Insidious Movie (2011)

I was in the popular horror film Insidious (2011). I have a featured role as a “whistling 1940’s ghost dad.”

Inside the house where we shot my scene, it was dark and smoky, smoke machines, not cigarettes.

Finally, a diminutive guy came up and said, "Hi. I'm James Wan."

He was a calm, easygoing man who addressed me as "Sir." He had me sit on the screen left side of the couch with the girl playing one of my daughters to my left. He stationed my wife behind an ironing board off to my right.

Mr. Wan asked me to pretend to be whistling at the beginning of the scene. "Don't worry. We've hired a professional whistler to do it on the soundtrack."

The whistling is what gets Patrick's attention. That's why my character stops whistling when I see the light from his lantern.

Wan explained that Patrick would come in and pass in front of us with a high-tech lantern, trying to see if we were alive or dead. He cautioned us to remain as still as possible and look straight ahead; something that became exceedingly difficult to do as the evening wore on.

We were not dead according to Mr. Wan, but we are stuck in The Further, a dark place where souls like me, my wife, and my twin daughters are to remain forever.

Unfortunately, my wife blinks when Patrick looks at her, thus giving us away. (This was in the script. It was Patrick’s clue that something was wrong.)

When he looks at me again, my newspaper is quivering.

Patrick hears a gun being cocked and hears three gunshots. When he returns to the living room, one daughter, my wife, and I are all dead with small red holes on our chests thanks to the makeup guys. He realizes that the other daughter shot us.

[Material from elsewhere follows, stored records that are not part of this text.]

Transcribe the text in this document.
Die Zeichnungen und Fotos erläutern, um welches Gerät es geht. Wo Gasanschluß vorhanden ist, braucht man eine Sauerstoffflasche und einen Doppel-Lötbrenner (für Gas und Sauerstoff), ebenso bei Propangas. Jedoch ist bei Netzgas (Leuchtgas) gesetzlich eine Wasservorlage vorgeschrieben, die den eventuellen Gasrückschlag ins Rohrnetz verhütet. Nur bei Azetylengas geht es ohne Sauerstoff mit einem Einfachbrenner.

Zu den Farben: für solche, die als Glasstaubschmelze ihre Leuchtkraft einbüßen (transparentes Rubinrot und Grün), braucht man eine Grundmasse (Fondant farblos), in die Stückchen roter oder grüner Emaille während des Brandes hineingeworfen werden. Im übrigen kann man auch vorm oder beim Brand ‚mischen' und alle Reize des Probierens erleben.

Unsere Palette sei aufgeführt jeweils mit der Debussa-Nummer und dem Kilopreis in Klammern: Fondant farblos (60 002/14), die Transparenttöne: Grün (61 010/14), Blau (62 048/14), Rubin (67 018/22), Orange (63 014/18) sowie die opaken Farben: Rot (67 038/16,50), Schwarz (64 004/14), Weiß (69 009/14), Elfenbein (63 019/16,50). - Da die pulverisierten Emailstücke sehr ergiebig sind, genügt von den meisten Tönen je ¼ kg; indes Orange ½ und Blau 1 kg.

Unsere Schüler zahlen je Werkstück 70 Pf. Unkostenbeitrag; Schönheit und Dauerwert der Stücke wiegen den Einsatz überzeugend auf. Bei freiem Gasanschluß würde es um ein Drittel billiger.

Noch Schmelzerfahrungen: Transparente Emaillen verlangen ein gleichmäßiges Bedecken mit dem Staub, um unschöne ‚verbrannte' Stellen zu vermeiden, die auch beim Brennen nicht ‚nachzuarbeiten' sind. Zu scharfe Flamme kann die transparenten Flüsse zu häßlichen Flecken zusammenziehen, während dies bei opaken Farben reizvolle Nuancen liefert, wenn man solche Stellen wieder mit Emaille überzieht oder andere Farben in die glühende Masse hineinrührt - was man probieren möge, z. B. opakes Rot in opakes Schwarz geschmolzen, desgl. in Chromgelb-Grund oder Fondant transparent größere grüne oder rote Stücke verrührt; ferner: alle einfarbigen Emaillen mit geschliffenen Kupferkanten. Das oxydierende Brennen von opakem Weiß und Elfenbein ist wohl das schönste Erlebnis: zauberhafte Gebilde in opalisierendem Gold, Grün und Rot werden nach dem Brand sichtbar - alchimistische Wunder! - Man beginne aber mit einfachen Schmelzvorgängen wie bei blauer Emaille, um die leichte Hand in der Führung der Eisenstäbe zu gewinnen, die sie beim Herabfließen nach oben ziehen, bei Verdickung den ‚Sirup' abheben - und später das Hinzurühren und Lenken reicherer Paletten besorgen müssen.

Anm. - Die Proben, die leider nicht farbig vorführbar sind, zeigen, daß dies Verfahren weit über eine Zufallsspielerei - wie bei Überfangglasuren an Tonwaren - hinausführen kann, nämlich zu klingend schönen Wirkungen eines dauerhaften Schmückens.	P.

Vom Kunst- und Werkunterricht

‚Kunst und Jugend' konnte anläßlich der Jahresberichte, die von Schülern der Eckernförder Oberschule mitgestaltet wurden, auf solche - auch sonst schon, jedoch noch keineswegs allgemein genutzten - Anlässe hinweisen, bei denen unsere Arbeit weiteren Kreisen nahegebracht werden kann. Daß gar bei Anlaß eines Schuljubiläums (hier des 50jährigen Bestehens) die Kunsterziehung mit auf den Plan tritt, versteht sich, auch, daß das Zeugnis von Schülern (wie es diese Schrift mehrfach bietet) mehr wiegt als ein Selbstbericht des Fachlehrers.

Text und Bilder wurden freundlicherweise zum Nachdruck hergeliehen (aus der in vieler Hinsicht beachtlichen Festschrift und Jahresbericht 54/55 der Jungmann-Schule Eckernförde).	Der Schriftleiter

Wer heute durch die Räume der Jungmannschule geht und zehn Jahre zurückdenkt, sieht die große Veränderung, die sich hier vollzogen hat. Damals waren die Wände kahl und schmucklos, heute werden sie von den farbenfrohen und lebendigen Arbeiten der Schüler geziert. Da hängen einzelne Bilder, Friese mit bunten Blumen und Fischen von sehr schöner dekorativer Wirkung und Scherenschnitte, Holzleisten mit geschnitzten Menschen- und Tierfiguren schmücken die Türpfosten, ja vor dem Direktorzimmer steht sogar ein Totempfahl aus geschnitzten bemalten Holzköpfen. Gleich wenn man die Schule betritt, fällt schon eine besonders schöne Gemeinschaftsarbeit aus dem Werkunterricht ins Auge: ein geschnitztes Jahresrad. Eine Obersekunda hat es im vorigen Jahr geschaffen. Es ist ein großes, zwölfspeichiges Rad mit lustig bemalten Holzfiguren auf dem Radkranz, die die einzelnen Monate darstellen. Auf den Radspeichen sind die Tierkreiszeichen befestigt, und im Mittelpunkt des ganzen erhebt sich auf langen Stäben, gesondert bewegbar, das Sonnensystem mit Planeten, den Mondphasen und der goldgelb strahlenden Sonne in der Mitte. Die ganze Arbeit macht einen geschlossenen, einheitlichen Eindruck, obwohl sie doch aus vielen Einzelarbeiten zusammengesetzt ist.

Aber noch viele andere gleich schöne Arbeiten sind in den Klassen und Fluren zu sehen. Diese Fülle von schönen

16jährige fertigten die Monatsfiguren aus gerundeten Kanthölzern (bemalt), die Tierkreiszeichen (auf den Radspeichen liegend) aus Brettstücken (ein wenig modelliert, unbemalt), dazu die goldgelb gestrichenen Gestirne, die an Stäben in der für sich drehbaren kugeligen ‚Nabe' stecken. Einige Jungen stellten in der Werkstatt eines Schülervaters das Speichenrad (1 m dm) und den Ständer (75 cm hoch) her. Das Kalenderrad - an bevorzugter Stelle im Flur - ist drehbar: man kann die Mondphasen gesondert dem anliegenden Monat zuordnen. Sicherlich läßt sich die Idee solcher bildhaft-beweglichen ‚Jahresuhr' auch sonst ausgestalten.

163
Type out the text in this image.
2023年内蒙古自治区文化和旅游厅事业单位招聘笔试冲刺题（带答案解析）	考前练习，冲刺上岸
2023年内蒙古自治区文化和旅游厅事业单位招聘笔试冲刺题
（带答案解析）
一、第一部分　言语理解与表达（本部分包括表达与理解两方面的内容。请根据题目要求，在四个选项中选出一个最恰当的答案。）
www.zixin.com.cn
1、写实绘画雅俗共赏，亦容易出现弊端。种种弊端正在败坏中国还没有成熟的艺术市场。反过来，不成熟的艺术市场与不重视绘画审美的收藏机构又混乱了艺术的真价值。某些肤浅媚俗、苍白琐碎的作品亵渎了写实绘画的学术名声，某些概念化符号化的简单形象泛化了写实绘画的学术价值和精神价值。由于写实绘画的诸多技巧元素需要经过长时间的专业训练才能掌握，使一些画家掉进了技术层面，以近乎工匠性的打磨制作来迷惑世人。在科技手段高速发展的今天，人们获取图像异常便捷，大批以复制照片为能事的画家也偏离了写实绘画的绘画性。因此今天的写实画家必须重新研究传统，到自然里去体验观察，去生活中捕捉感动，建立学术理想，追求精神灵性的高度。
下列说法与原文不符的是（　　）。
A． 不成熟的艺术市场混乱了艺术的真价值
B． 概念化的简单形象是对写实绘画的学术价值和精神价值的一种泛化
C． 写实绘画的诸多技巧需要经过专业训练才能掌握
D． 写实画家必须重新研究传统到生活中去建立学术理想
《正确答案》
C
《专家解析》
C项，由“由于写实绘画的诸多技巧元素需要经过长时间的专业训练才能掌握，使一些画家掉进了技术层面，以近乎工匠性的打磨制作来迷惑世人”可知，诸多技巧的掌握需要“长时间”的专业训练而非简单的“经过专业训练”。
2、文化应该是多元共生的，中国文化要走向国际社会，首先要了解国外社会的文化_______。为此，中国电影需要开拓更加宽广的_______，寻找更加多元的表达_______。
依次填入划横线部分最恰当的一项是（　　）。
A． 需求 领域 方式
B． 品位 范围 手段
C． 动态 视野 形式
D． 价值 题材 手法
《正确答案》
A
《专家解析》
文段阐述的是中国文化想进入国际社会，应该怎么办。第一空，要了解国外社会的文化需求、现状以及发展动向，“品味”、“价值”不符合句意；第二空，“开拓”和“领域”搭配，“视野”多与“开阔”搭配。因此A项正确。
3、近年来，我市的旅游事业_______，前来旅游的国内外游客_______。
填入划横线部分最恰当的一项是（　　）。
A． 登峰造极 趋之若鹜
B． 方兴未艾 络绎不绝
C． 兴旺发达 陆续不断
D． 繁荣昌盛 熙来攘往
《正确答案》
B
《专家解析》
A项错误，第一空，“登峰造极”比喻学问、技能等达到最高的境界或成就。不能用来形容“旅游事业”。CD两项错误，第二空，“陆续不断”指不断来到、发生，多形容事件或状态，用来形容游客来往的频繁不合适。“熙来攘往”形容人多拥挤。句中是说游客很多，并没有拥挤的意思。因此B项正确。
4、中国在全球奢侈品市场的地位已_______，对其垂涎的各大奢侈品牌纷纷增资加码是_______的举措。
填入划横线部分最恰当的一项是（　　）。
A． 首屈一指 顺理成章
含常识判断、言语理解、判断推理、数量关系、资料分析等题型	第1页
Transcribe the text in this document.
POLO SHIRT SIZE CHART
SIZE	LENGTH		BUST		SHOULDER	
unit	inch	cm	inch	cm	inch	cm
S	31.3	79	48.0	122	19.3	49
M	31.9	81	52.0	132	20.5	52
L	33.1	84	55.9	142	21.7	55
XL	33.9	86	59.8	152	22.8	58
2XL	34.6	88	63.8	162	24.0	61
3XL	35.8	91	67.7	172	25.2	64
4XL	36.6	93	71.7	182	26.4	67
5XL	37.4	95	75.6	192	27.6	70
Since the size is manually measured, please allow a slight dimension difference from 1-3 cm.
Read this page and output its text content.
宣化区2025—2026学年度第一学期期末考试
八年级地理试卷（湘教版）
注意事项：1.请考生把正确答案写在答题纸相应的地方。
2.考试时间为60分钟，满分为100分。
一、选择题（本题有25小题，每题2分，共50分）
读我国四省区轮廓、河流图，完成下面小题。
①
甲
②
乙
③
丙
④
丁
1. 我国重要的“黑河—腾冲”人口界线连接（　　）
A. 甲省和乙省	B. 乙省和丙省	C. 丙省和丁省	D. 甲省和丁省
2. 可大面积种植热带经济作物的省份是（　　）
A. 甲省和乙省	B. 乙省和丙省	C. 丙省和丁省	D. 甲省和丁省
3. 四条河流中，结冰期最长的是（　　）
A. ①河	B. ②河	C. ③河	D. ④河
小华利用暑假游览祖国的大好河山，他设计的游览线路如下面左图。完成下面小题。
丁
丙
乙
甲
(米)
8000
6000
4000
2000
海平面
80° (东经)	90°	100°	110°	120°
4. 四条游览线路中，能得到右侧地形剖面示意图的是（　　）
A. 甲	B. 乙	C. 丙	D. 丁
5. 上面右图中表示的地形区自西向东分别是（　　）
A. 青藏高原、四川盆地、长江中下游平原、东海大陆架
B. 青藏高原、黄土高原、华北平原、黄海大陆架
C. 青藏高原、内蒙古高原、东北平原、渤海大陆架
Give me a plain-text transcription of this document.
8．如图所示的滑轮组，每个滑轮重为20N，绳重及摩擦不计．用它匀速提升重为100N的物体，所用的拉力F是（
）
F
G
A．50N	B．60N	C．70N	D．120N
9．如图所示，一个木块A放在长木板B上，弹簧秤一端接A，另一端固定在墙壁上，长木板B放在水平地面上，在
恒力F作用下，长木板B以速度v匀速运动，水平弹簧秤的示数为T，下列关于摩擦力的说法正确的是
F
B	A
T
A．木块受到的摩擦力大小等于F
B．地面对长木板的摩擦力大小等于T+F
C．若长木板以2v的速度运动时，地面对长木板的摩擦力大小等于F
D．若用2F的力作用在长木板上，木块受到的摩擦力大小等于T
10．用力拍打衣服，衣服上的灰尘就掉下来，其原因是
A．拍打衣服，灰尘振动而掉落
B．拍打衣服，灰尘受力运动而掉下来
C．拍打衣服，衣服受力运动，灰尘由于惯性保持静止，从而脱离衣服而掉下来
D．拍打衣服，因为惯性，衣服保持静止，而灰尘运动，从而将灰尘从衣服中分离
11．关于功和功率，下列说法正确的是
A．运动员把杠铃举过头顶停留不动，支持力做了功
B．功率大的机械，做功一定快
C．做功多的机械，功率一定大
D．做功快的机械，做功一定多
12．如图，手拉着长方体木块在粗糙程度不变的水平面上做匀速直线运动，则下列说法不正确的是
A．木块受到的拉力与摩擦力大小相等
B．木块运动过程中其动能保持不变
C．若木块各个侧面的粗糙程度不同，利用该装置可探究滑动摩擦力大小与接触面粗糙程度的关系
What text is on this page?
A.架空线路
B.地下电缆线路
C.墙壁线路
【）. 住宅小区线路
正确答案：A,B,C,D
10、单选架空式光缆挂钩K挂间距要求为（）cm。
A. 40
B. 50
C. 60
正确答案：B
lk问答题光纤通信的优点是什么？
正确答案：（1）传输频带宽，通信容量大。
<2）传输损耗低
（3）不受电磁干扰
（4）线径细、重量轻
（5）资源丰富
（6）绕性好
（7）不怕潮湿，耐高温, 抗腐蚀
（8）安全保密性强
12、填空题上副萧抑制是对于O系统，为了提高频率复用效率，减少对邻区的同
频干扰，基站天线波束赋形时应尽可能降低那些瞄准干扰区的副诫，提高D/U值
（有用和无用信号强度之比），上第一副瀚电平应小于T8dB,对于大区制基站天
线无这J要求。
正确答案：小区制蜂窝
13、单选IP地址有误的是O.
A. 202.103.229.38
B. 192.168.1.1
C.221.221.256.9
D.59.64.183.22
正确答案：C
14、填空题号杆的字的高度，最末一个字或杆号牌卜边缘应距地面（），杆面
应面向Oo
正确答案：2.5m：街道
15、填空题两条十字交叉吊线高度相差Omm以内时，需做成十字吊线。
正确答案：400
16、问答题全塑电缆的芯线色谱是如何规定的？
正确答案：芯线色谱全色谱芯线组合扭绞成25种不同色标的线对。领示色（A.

For a split second, Patrick thinks we are smiling at him.


Insidious
ended up with a worldwide gross of $97,009,150. That gives the indie horror pic, made for under $1.5 million, the best cost-to-gross ratio of 2011.

I was thrilled when I saw it in a theater to find that my entire two-minute scene with Patrick Wilson made the final cut of the film.

For years, viewers have told me about how scary my 2-minute scene is. On YouTube, they call the 2-minute scene “The Smiling Family.”